Four dark gray smartphones, labeled iPhone 17, iPhone 1 7 Air, iPhone 17 Pro, and iPhone 17 Pro Max, are displayed in a row against a gradient gray ba

It hitchhikes off those ingredient trends, too. NAND flash pricing has gyrated but generally been more favorable to buyers in recent cycles, TrendForce said, making it cheaper for phone-makers to bump up base storage without blowing up their bill of materials. All the pricey parts are in other places: best-in-class chipsets made on leading-edge nodes, higher-tier camera sensors, and more sophisticated thermal and lens assemblies. Those subsystems have been an area where Counterpoint Research has consistently pointed to as the primary driver behind growing hardware costs for premium-handsets.

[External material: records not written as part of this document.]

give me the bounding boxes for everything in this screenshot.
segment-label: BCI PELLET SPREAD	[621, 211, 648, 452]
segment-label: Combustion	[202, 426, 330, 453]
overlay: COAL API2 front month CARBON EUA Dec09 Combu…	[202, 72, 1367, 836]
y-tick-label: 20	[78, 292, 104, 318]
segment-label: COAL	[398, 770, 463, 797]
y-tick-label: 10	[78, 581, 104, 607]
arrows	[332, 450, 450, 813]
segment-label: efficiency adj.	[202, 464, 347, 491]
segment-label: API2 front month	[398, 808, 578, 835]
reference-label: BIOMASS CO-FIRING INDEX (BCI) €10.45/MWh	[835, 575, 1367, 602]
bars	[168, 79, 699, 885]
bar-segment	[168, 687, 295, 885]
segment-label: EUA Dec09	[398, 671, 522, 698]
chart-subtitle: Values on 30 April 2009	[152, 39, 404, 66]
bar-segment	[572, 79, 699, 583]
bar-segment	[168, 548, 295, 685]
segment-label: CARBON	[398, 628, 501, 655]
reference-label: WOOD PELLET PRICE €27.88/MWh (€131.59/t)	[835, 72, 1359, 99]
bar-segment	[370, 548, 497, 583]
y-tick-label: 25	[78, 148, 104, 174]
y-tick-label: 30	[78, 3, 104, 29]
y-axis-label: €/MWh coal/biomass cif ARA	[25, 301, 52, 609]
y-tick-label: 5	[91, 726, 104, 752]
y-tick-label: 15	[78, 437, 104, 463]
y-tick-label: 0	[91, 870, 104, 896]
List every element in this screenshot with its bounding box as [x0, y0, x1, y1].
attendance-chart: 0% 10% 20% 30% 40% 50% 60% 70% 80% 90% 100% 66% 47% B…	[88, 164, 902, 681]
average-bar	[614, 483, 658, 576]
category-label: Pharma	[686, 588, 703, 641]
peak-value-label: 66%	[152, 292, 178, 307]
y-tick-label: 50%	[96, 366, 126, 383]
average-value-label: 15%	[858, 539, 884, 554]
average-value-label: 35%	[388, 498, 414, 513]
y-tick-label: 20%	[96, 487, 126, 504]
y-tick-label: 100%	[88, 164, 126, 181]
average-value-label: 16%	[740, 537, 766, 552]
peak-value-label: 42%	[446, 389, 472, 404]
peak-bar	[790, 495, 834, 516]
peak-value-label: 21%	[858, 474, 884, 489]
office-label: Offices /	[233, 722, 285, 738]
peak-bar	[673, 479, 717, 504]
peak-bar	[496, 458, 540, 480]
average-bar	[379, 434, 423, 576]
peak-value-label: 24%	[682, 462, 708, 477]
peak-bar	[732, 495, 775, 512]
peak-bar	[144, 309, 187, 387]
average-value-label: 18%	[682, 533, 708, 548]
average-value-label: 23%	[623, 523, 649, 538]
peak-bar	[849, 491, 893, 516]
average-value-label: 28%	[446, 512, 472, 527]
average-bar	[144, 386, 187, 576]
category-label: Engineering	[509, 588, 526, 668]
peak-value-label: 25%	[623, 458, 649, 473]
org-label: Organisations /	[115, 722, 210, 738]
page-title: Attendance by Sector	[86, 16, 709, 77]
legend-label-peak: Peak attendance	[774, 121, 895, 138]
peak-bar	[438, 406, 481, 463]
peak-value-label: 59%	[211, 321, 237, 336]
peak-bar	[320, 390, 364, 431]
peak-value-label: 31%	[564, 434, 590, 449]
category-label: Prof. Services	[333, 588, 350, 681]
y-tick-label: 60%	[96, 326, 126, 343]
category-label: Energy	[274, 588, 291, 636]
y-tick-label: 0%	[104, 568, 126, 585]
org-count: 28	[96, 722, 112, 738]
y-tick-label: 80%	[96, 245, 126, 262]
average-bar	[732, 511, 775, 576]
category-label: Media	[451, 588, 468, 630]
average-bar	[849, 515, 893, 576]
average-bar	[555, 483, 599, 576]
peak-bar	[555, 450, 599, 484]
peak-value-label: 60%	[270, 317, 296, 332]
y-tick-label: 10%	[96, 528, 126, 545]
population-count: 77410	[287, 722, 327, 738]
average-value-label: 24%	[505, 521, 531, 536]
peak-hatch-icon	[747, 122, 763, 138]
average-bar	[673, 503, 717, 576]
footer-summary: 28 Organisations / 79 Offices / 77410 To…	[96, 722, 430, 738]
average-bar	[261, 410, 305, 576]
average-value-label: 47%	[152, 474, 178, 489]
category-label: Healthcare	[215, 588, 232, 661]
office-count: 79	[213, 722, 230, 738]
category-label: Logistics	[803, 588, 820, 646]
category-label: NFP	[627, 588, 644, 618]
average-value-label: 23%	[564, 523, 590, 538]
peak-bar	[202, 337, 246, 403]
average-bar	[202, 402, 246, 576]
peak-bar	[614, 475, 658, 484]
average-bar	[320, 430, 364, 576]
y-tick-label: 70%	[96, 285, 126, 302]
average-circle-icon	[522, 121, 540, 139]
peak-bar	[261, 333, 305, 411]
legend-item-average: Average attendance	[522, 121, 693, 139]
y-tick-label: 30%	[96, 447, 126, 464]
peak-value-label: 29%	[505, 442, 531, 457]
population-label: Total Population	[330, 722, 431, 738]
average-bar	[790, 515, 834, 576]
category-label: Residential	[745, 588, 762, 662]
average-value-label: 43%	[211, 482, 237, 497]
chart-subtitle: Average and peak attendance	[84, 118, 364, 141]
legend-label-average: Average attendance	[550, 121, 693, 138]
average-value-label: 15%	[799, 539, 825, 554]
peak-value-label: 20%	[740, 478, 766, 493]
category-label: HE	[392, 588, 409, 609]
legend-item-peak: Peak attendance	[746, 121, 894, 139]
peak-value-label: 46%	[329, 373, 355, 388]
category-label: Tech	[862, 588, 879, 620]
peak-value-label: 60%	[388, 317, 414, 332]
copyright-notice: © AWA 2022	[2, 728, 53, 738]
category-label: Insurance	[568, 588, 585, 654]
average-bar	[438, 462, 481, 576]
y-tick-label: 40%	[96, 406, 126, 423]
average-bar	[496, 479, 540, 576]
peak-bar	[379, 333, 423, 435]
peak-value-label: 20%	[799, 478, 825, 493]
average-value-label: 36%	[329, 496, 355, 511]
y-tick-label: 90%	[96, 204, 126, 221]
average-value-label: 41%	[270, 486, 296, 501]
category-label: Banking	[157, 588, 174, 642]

Analysts such as Paolo Pescatore point out that the doubling of standard storage (not to mention other improvements) on the Pro means that $1,099 tag isn’t just a pure price hike, but a bit of a repositioning. And IDC’s Anthony Scarsella notes that the 17 Air’s 256GB model is cheaper than last year’s comparable 256GB “Plus” was at launch. What this means in practice is the lineup is reoriented on capacity and feature tiers, not simply marked up.

Other Apple pricing factors

Currency and hedging strategies also matter, especially internationally, where exchange rates can swing local pricing wildly from one generation to the next. Inside the U.S., subsidies tend to soften device costs while keeping consumers even more tied to carriers and two or three years upgrade cycles waiting on carrier approvals (sometimes on the worse network in the U.S. given Apple’s penchant for compatibility) and how much a carrier wants per month for financing.

There’s also the margin calculus. Apple’s gross profit margin for the company as a whole has been in the mid-40s in recent filings. Maintaining that profile, while introducing more expensive camera arrays, custom silicon, and AI-friendly features, tends to push list prices upward over time, unless it can be counteracted by component deflation elsewhere.

The bottom line: The main story here isn’t tariffs

Yes, tariffs are still part of the backdrop, and they may be imbedded in costs at the component level. But the visible changes in iPhone 17 pricing are largely the result of a lineup reshuffle and base storage upgrades, not an across-the-board duty shock.

For buyers a smart comparison is capacity to capacity, and feature to feature. If 256GB is more your speed, the Pro and Air tiers are within spitting distance of last year’s equivalents. If price is your main concern, the standard model’s $799 price is indeed higher — although trade-in and carrier deals can erase a good chunk of that price gap. Blame tariffs if you want, but the evidence suggests product strategy is a far more significant reason your next iPhone could be more expensive.

Bill Thompson
ByBill Thompson
Bill Thompson is a veteran technology columnist and digital culture analyst with decades of experience reporting on the intersection of media, society, and the internet. His commentary has been featured across major publications and global broadcasters. Known for exploring the social impact of digital transformation, Bill writes with a focus on ethics, innovation, and the future of information.